The Spartans Veterans Athletic Club celebrated its 85th anniversary in June.
A lively crowd helped themselves to fresh-off the grill food while enjoying conversations among the members, most of whom joined Spartans over three decades ago.
To make the Saturday, June 5 picnic fun and memorable, music was provided by a DJ complete with a smoke machine and disco lights, which encouraged many to dance. In between songs, visitors could get cold refreshments at the bar or compete in a game of horseshoes.
The Spartans Veterans Athletic Club was founded in 1933, in the middle of the Great Depression.
First located at 75 Grove Street, the organization was made up of sports-minded male veterans from the northwestern part of New Britain. Three years later, in July of 1936, the Club received its State Charter.
Over the years, the club fielded baseball and softball teams that competed in various city leagues. It provided a sense of camaraderie that helped veterans adjust to a normal life after returning from war.
A club member of 54 years, Don Plasczynski said after returning from the Vietnam War in 1967, the club helped him to reintegrate back into the community.
“You came back home, life was different.

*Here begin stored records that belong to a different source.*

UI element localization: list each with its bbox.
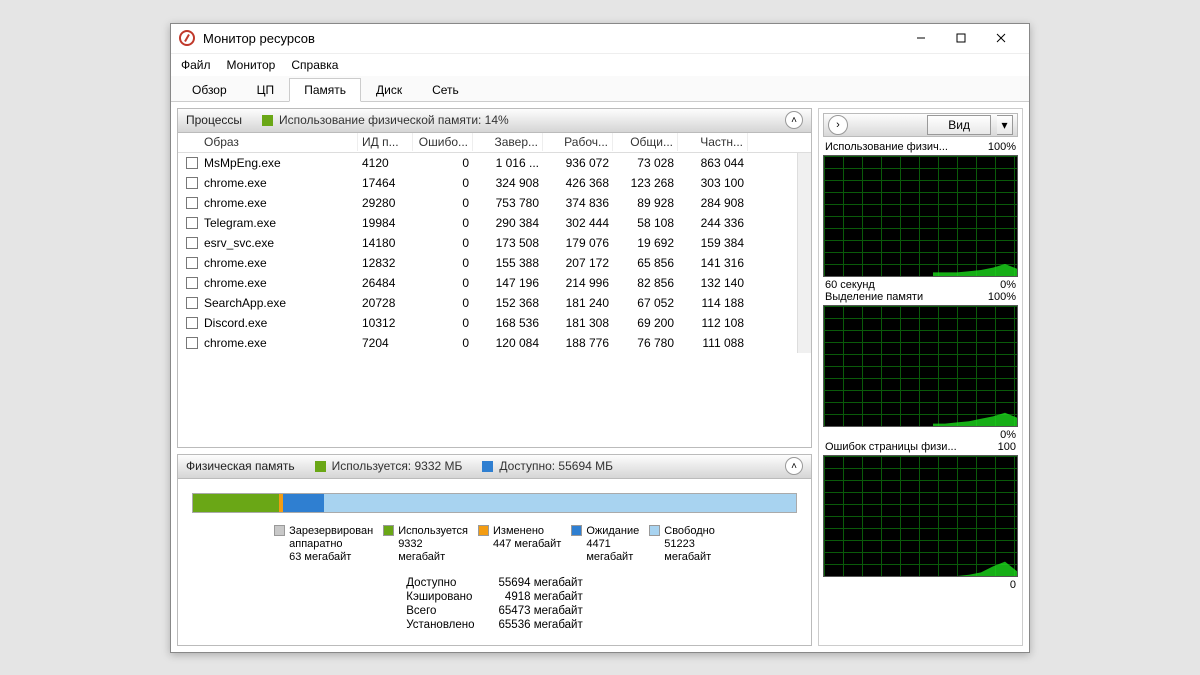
minimize-button[interactable] (901, 24, 941, 52)
legend-item: Ожидание4471мегабайт (571, 525, 639, 565)
processes-title: Процессы (186, 113, 242, 127)
tabs: Обзор ЦП Память Диск Сеть (171, 76, 1029, 102)
chart-xlabel: 60 секунд (825, 279, 875, 291)
row-checkbox[interactable] (186, 257, 198, 269)
mem-usage-icon (262, 115, 273, 126)
memory-title: Физическая память (186, 459, 295, 473)
table-row[interactable]: esrv_svc.exe 141800173 508 179 07619 692… (178, 233, 797, 253)
meminfo-label: Всего (400, 605, 480, 617)
chart-block: Выделение памяти 100% 0% (823, 291, 1018, 441)
used-icon (315, 461, 326, 472)
menu-file[interactable]: Файл (181, 58, 211, 72)
col-faults: Ошибо... (413, 133, 473, 151)
row-checkbox[interactable] (186, 297, 198, 309)
tab-cpu[interactable]: ЦП (242, 78, 290, 102)
col-shared: Общи... (613, 133, 678, 151)
chart-title: Ошибок страницы физи... (825, 441, 957, 453)
app-window: Монитор ресурсов Файл Монитор Справка Об… (170, 23, 1030, 653)
titlebar: Монитор ресурсов (171, 24, 1029, 54)
close-button[interactable] (981, 24, 1021, 52)
charts-column: › Вид ▾ Использование физич... 100% 60 се… (818, 108, 1023, 646)
memory-used: Используется: 9332 МБ (332, 459, 463, 473)
col-private: Частн... (678, 133, 748, 151)
row-checkbox[interactable] (186, 337, 198, 349)
physical-memory-panel: Физическая память Используется: 9332 МБ … (177, 454, 812, 646)
expand-charts-button[interactable]: › (828, 115, 848, 135)
chart-canvas (823, 155, 1018, 277)
window-title: Монитор ресурсов (203, 31, 315, 46)
meminfo-value: 65536 мегабайт (483, 619, 589, 631)
meminfo-label: Кэшировано (400, 591, 480, 603)
row-checkbox[interactable] (186, 197, 198, 209)
legend-item: Свободно51223мегабайт (649, 525, 715, 565)
collapse-memory-button[interactable]: ˄ (785, 457, 803, 475)
menu-monitor[interactable]: Монитор (227, 58, 276, 72)
legend-item: Зарезервированаппаратно63 мегабайт (274, 525, 373, 565)
meminfo-value: 4918 мегабайт (483, 591, 589, 603)
table-row[interactable]: Discord.exe 103120168 536 181 30869 2001… (178, 313, 797, 333)
row-checkbox[interactable] (186, 317, 198, 329)
tab-overview[interactable]: Обзор (177, 78, 242, 102)
table-row[interactable]: MsMpEng.exe 412001 016 ... 936 07273 028… (178, 153, 797, 173)
col-pid: ИД п... (358, 133, 413, 151)
table-row[interactable]: SearchApp.exe 207280152 368 181 24067 05… (178, 293, 797, 313)
charts-toolbar: › Вид ▾ (823, 113, 1018, 137)
process-table-header[interactable]: Образ ИД п... Ошибо... Завер... Рабоч...… (178, 133, 811, 153)
chart-max: 100% (988, 141, 1016, 153)
meminfo-value: 55694 мегабайт (483, 577, 589, 589)
processes-stat: Использование физической памяти: 14% (279, 113, 509, 127)
collapse-processes-button[interactable]: ˄ (785, 111, 803, 129)
avail-icon (482, 461, 493, 472)
col-commit: Завер... (473, 133, 543, 151)
memory-available: Доступно: 55694 МБ (499, 459, 613, 473)
table-row[interactable]: chrome.exe 264840147 196 214 99682 85613… (178, 273, 797, 293)
legend-item: Используется9332мегабайт (383, 525, 468, 565)
tab-disk[interactable]: Диск (361, 78, 417, 102)
tab-memory[interactable]: Память (289, 78, 361, 102)
chart-canvas (823, 455, 1018, 577)
chart-min: 0% (1000, 279, 1016, 291)
table-row[interactable]: Telegram.exe 199840290 384 302 44458 108… (178, 213, 797, 233)
chart-min: 0 (1010, 579, 1016, 591)
maximize-button[interactable] (941, 24, 981, 52)
row-checkbox[interactable] (186, 217, 198, 229)
menu-help[interactable]: Справка (291, 58, 338, 72)
meminfo-label: Доступно (400, 577, 480, 589)
meminfo-value: 65473 мегабайт (483, 605, 589, 617)
chart-title: Выделение памяти (825, 291, 923, 303)
table-row[interactable]: chrome.exe 292800753 780 374 83689 92828… (178, 193, 797, 213)
chart-canvas (823, 305, 1018, 427)
chart-max: 100 (998, 441, 1016, 453)
scrollbar[interactable] (797, 153, 811, 353)
chart-block: Использование физич... 100% 60 секунд 0% (823, 141, 1018, 291)
row-checkbox[interactable] (186, 157, 198, 169)
menubar: Файл Монитор Справка (171, 54, 1029, 76)
row-checkbox[interactable] (186, 277, 198, 289)
table-row[interactable]: chrome.exe 174640324 908 426 368123 2683… (178, 173, 797, 193)
processes-panel: Процессы Использование физической памяти… (177, 108, 812, 448)
chart-block: Ошибок страницы физи... 100 0 (823, 441, 1018, 591)
memory-bar (192, 493, 797, 513)
row-checkbox[interactable] (186, 177, 198, 189)
chart-min: 0% (1000, 429, 1016, 441)
memory-legend: Зарезервированаппаратно63 мегабайтИсполь… (192, 525, 797, 565)
table-row[interactable]: chrome.exe 128320155 388 207 17265 85614… (178, 253, 797, 273)
view-button[interactable]: Вид (927, 115, 991, 135)
chart-title: Использование физич... (825, 141, 948, 153)
col-image: Образ (204, 135, 239, 149)
view-dropdown-button[interactable]: ▾ (997, 115, 1013, 135)
app-icon (179, 30, 195, 46)
row-checkbox[interactable] (186, 237, 198, 249)
col-working: Рабоч... (543, 133, 613, 151)
table-row[interactable]: chrome.exe 72040120 084 188 77676 780111… (178, 333, 797, 353)
meminfo-label: Установлено (400, 619, 480, 631)
tab-network[interactable]: Сеть (417, 78, 474, 102)
legend-item: Изменено447 мегабайт (478, 525, 561, 565)
chart-max: 100% (988, 291, 1016, 303)
memory-info: Доступно55694 мегабайтКэшировано4918 мег… (192, 575, 797, 633)
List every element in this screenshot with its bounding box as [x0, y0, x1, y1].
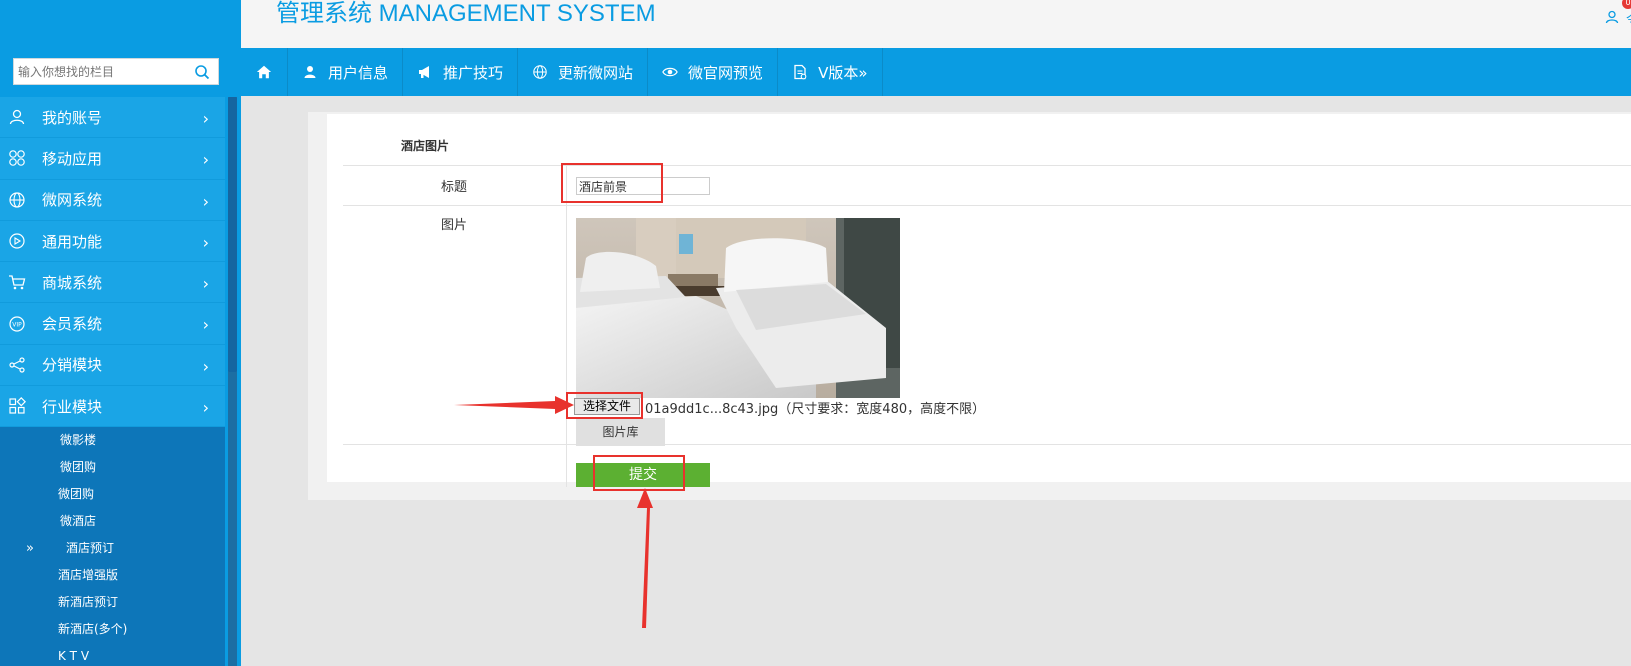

The friends you had before moved out of state or got married. There was nobody there,” said Plasczynski. “With the club, I had someplace to go, I made friends and it felt like a family.”
Since its inception, the club moved twice, before the purchase of its current home at 191 High Road in Kensington in 1993. At first, the club only included men, but membership is now open to women as well.
In its heyday, the club had 350 members, with over 200 on the waitlist. Membership, however, has been declining. After the difficult COVID-19 year, the club is down to just 63 members.
“As our membership ages, we are looking to attract younger members,” said club president Paul Pliska. “Fathers used to bring their kids, and we used to have father-son teams. That’s how it used to be. But the sons are all in their 50s and 60s now.”
“It’s a fun club where you can join in some of the activities or just come down and socialize with friends,” Pliska added.
The club had to raise membership dues during the pandemic to make up for the closure of the bar, which repelled about 30 members.
Current club member Roseanne Silvia, who was brought into the club by her father, Louis “Lou Ruby” Rubinowicz, along with her brothers Phil and Eddie, said the Spartans are working hard to build membership back up.
“It’s really one of the best-kept secrets in the area,” said Silvia, “We are working on getting the word out.”
As COVID-19 restrictions ease, she said the club is set to host more events that, hopefully, encourage people to join. A comedy show, paint night and wine tasting are just a few things being planned.